L'ivresse m'est enfin tombée dessus, comme la nuit a recouvert le jour. Nous ne sommes plus qu'un petit noyau en ce jour de funérailles. Ma mère lave la vaisselle que mes sœurs essuient en discutant à voix basse dans la cuisine et de façon un peu mystérieuse comme si elles fomentaient un coup d'état. Je suis dans la salle à manger avec cousine, on regarde des conneries à la télé, en mangeant les restes et buvant les fonds de bouteilles. Elle a posé sa tête au creux de mon épaule.

- Je suis orpheline, elle constate d'une voix lasse et pathétique.

- Mais tu sais qui est ton père, je lui demande pour percer ce mystère qui me trotte dans la tête depuis que ma mère en parlé le midi. Et puis tu n'es pas qu'orpheline, je te rappelle que tu as un frère et deux sœurs dorénavant.

- J'ai même deux frères, elle souligne d'un air grinçant.

Je ne pense jamais à mon connard de frère mort, j'ai seulement pensé à lui quand le cercueil de ma tante est descendu dans le caveau, j'ai pensé qu'il aurait dit il fallait vraiment l'enterrer notre tante car avec une incinération on aurait risqué l'explosion. Caroline s'est un peu endormie contre moi sur ce canapé pendant que le robinet à images diffusait des choses indigentes et crétines.
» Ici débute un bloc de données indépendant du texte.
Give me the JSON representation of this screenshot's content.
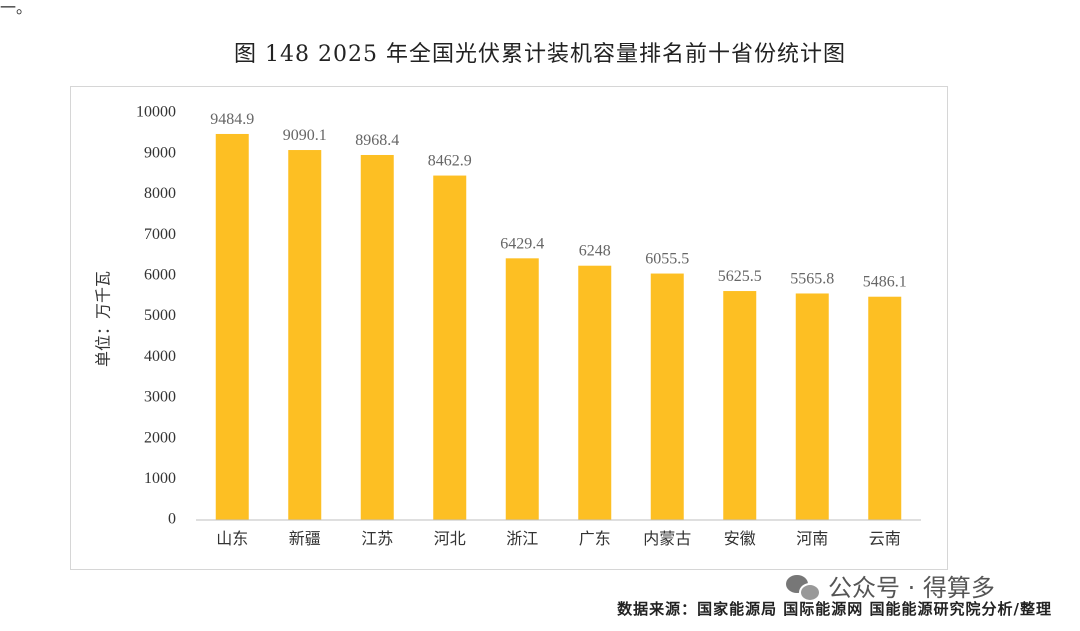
{
  "top_fragment": "一。",
  "figure_title": "图 148  2025 年全国光伏累计装机容量排名前十省份统计图",
  "watermark": {
    "text": "公众号 · 得算多",
    "icon": "wechat-icon"
  },
  "source_note": "数据来源：国家能源局 国际能源网 国能能源研究院分析/整理",
  "chart_data": {
    "type": "bar",
    "title": "图 148  2025 年全国光伏累计装机容量排名前十省份统计图",
    "ylabel": "单位：万千瓦",
    "xlabel": "",
    "categories": [
      "山东",
      "新疆",
      "江苏",
      "河北",
      "浙江",
      "广东",
      "内蒙古",
      "安徽",
      "河南",
      "云南"
    ],
    "values": [
      9484.9,
      9090.1,
      8968.4,
      8462.9,
      6429.4,
      6248,
      6055.5,
      5625.5,
      5565.8,
      5486.1
    ],
    "data_labels": [
      "9484.9",
      "9090.1",
      "8968.4",
      "8462.9",
      "6429.4",
      "6248",
      "6055.5",
      "5625.5",
      "5565.8",
      "5486.1"
    ],
    "ylim": [
      0,
      10000
    ],
    "yticks": [
      0,
      1000,
      2000,
      3000,
      4000,
      5000,
      6000,
      7000,
      8000,
      9000,
      10000
    ],
    "grid": false,
    "legend": "none",
    "bar_color": "#FDBF23"
  }
}
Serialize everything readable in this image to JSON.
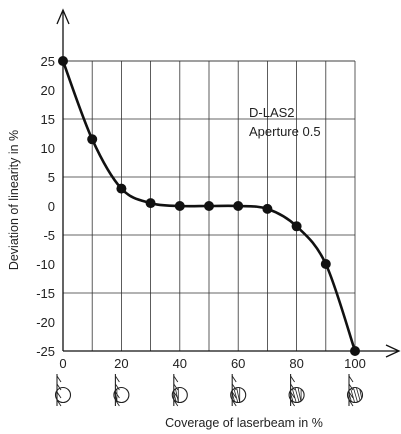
{
  "chart_data": {
    "type": "line",
    "title": "",
    "xlabel": "Coverage of laserbeam in %",
    "ylabel": "Deviation of linearity in %",
    "xlim": [
      0,
      100
    ],
    "ylim": [
      -25,
      25
    ],
    "x_ticks": [
      "0",
      "20",
      "40",
      "60",
      "80",
      "100"
    ],
    "y_ticks": [
      "25",
      "20",
      "15",
      "10",
      "5",
      "0",
      "-5",
      "-10",
      "-15",
      "-20",
      "-25"
    ],
    "grid": true,
    "annotations": [
      "D-LAS2",
      "Aperture 0.5"
    ],
    "series": [
      {
        "x": [
          0,
          10,
          20,
          30,
          40,
          50,
          60,
          70,
          80,
          90,
          100
        ],
        "y": [
          25,
          11.5,
          3,
          0.5,
          0,
          0,
          0,
          -0.5,
          -3.5,
          -10,
          -25
        ]
      }
    ],
    "coverage_icon_ticks": [
      0,
      20,
      40,
      60,
      80,
      100
    ]
  }
}
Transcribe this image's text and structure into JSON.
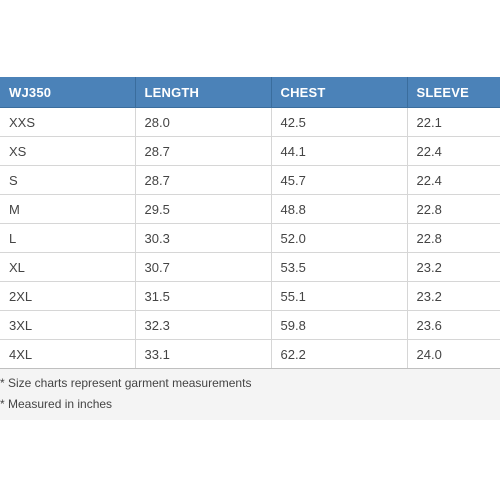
{
  "table": {
    "headers": [
      "WJ350",
      "LENGTH",
      "CHEST",
      "SLEEVE"
    ],
    "rows": [
      [
        "XXS",
        "28.0",
        "42.5",
        "22.1"
      ],
      [
        "XS",
        "28.7",
        "44.1",
        "22.4"
      ],
      [
        "S",
        "28.7",
        "45.7",
        "22.4"
      ],
      [
        "M",
        "29.5",
        "48.8",
        "22.8"
      ],
      [
        "L",
        "30.3",
        "52.0",
        "22.8"
      ],
      [
        "XL",
        "30.7",
        "53.5",
        "23.2"
      ],
      [
        "2XL",
        "31.5",
        "55.1",
        "23.2"
      ],
      [
        "3XL",
        "32.3",
        "59.8",
        "23.6"
      ],
      [
        "4XL",
        "33.1",
        "62.2",
        "24.0"
      ]
    ]
  },
  "notes": [
    "* Size charts represent garment measurements",
    "* Measured in inches"
  ],
  "colors": {
    "header_bg": "#4b82b8",
    "header_text": "#ffffff",
    "panel_bg": "#f4f4f4"
  }
}
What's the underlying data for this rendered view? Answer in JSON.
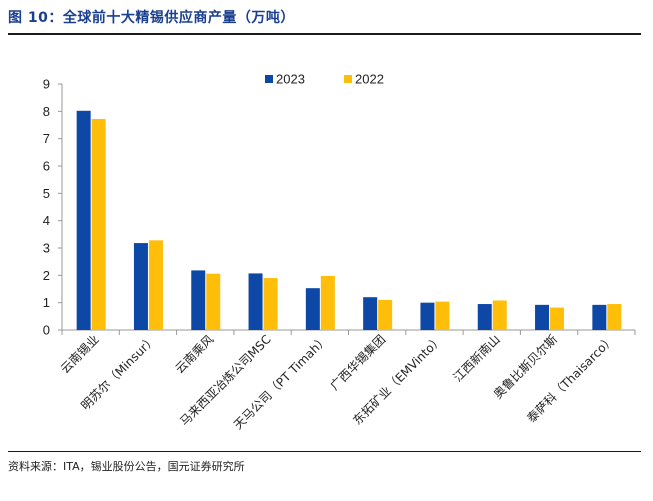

La nuit tombe sur la ville.

Nous avons enterré la mère de cousine givrée ce matin. Je ne sais pas si ma cousine se remettra de la mort de sa mère. Nous sommes tous les cinq, ma mère, mes sœurs, cousine et moi. Il est tard, nous devons tous aller nous coucher. Un jour de funérailles, on dirait qu'on ne veut pas que la journée se termine. C'est comme si en ce jour unique, nous étions enfin une famille. Comme si nous voulions que la journée ne se finisse jamais. Ma mère prend la parole.

- Vous êtes tous mes enfants, vous êtes tous autour de moi. C'est un jour d'une tristesse infinie pour moi, ma petite sœur est morte. Mais nous sommes tous ensemble et nous sommes une famille.

Caroline a toujours sa tête contre mon épaule. La nuit a recouvert la ville. Je regarde chacun des membres de ma famille. Et puis je ferme les yeux.